How to Skate in the Olympics Like a French Girl

Le skate? C’est bon!
a man and a woman standing in a white studio
Courtesy of Nike

With the Olympics taking place in menswear’s favorite city—Tokyo!—and including for the first time menswear’s favorite sport—skateboarding!—the Summer 2020 games are probably going to be the Most Menswear Olympics Yet. The Uncut Gems Olympics. The crying-at-the-Craig-Green-show Olympics. Picture the attendee street style, not to mention the inexhaustible parade of fashion that will be the post-game fits. Wait until Simone Biles finds out about Kapital!

Enter—and cue that Grateful Dead bootleg, because let’s just go with it!—Nike’s uniforms for skateboarding.

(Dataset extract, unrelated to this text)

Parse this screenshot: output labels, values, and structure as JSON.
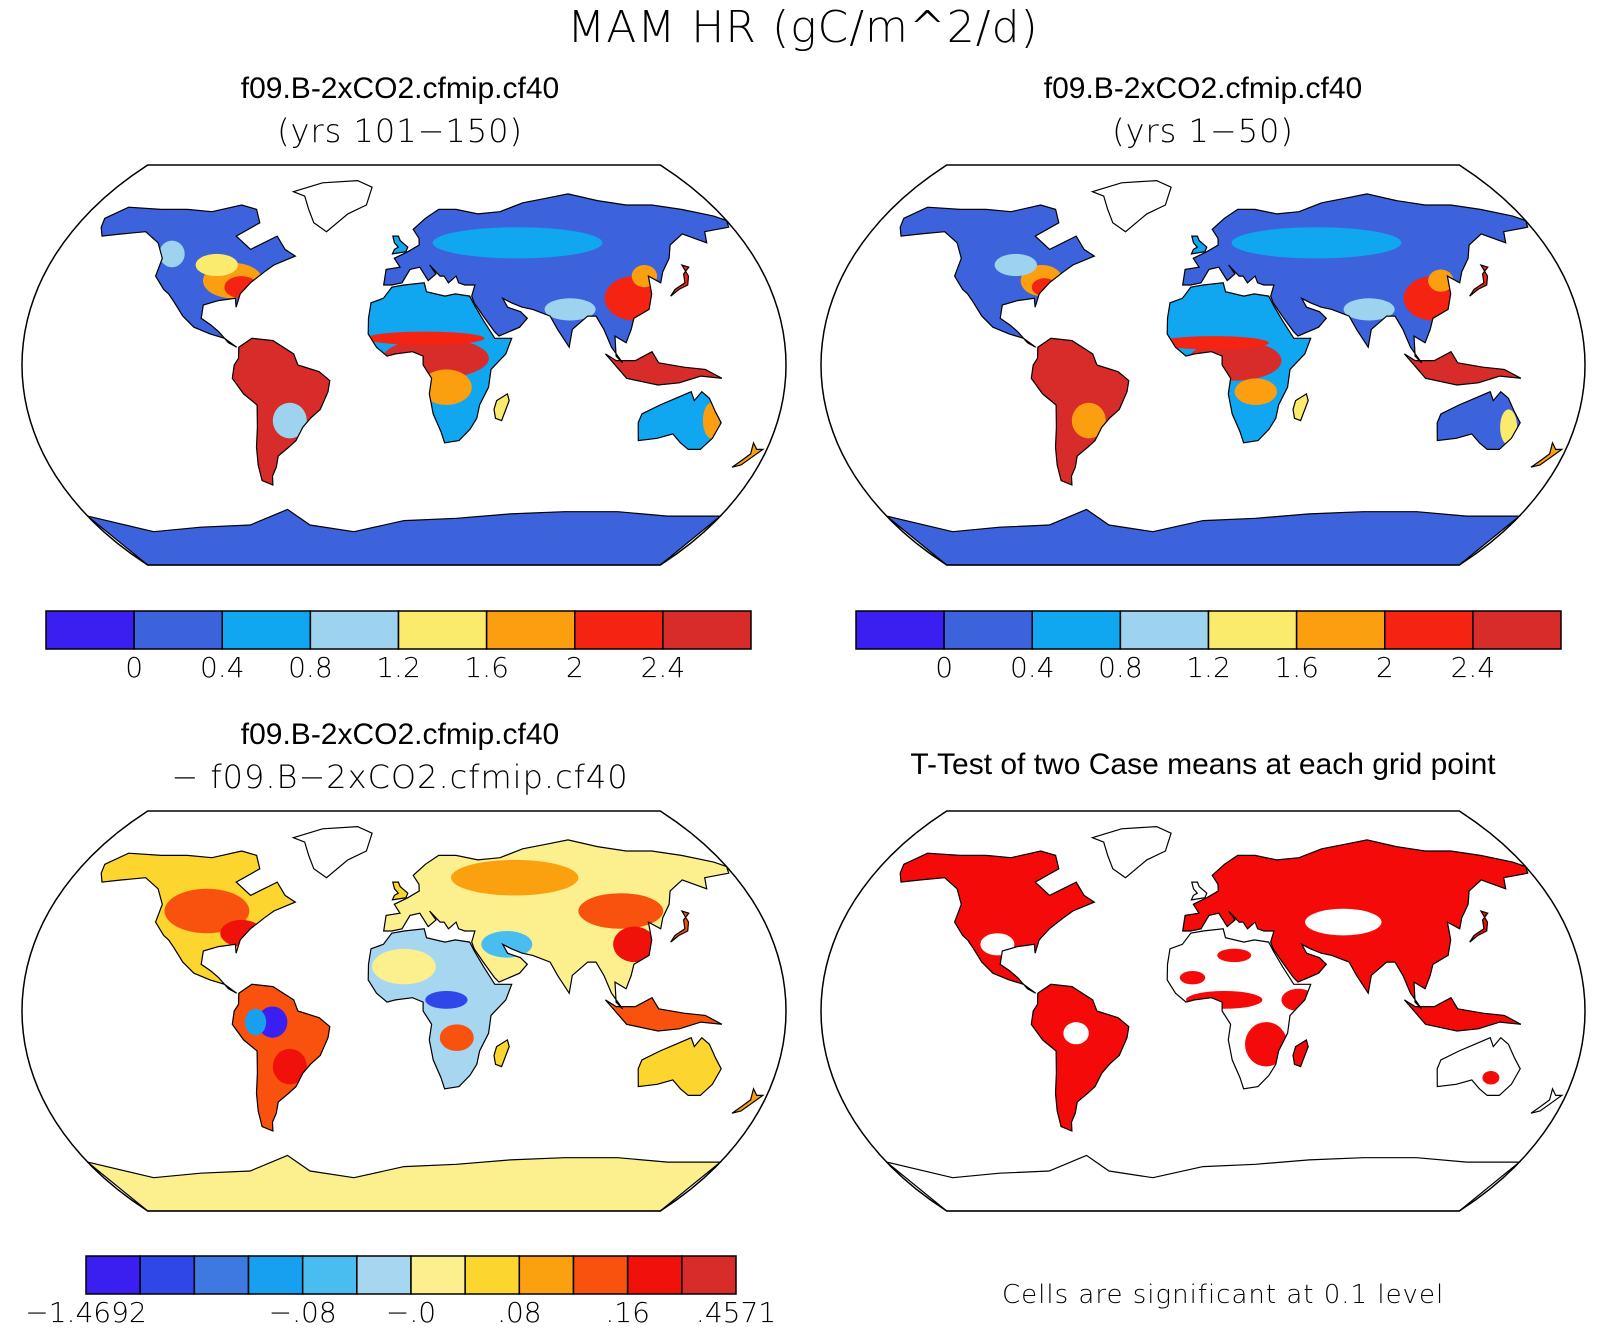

The “exuberant styles” that Nike produced for the United States team have been tepidly received online, but to be fair, no uniform could ever capture the spirit of skate style, which is loose and free and not at all about matching—not even your socks.

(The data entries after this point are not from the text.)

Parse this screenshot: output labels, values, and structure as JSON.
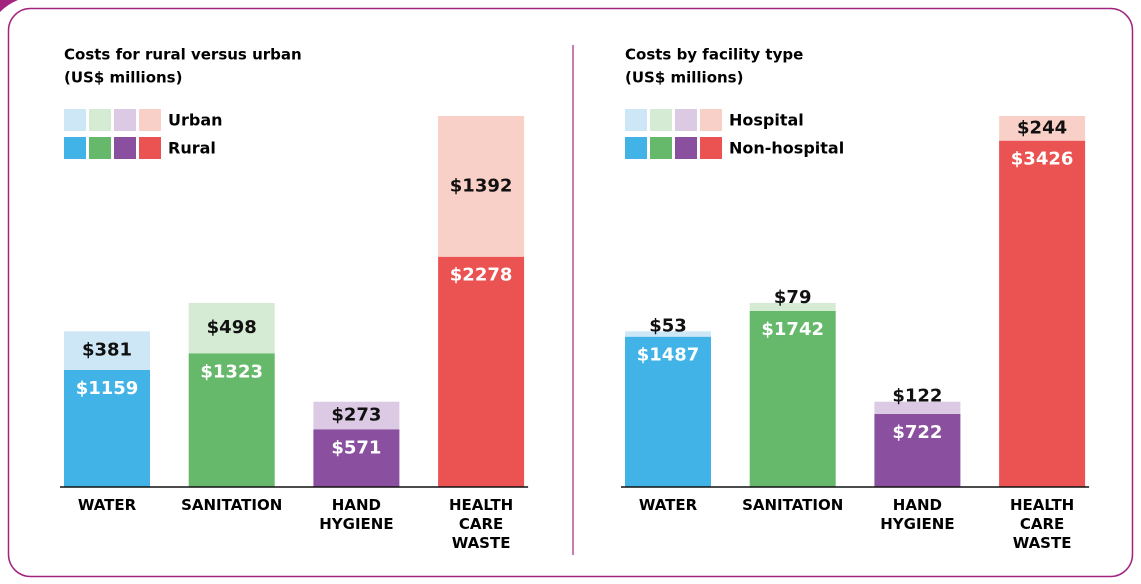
{
  "chart_data": [
    {
      "type": "bar",
      "stacked": true,
      "title": "Costs for rural versus urban",
      "subtitle": "(US$ millions)",
      "categories": [
        "WATER",
        "SANITATION",
        "HAND HYGIENE",
        "HEALTH CARE WASTE"
      ],
      "series": [
        {
          "name": "Rural",
          "colors": [
            "#41b3e6",
            "#66b96b",
            "#8a4f9e",
            "#eb5252"
          ],
          "values": [
            1159,
            1323,
            571,
            2278
          ],
          "value_labels": [
            "$1159",
            "$1323",
            "$571",
            "$2278"
          ]
        },
        {
          "name": "Urban",
          "colors": [
            "#cde7f6",
            "#d5ebd3",
            "#dcc9e4",
            "#f9d0c8"
          ],
          "values": [
            381,
            498,
            273,
            1392
          ],
          "value_labels": [
            "$381",
            "$498",
            "$273",
            "$1392"
          ]
        }
      ]
    },
    {
      "type": "bar",
      "stacked": true,
      "title": "Costs by facility type",
      "subtitle": "(US$ millions)",
      "categories": [
        "WATER",
        "SANITATION",
        "HAND HYGIENE",
        "HEALTH CARE WASTE"
      ],
      "series": [
        {
          "name": "Non-hospital",
          "colors": [
            "#41b3e6",
            "#66b96b",
            "#8a4f9e",
            "#eb5252"
          ],
          "values": [
            1487,
            1742,
            722,
            3426
          ],
          "value_labels": [
            "$1487",
            "$1742",
            "$722",
            "$3426"
          ]
        },
        {
          "name": "Hospital",
          "colors": [
            "#cde7f6",
            "#d5ebd3",
            "#dcc9e4",
            "#f9d0c8"
          ],
          "values": [
            53,
            79,
            122,
            244
          ],
          "value_labels": [
            "$53",
            "$79",
            "$122",
            "$244"
          ]
        }
      ]
    }
  ]
}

Inspired by a traditional basketball jersey, the USA’s Nike SB x Parra jersey represents freedom. A bald eagle is stitched on the lower left of the jersey, while the nation’s country code is placed on the left sleeve. Courtesy of Nike

But the boiler suit Nike designed for the French women’s team? That is bon, bébé! It’s easy, it’s polished, it’s cool. It’s the cloth embodiment of skateboarding je ne sais quoi. We’re not saying you should root for France or whatever—although the idea of Brigitte Macron on French morning television, standing and maybe even moving on a Louis Vuitton skateboard, is really making me think we should Photoshop a skateboard under the feet of the female figure in Liberty Leading the People—but the uniforms are definitely where ~it~, as they say, is at. If a women’s blog wants to turn out a magnum opus on how to skate like a French girl, we would definitely study it in Proustian depth.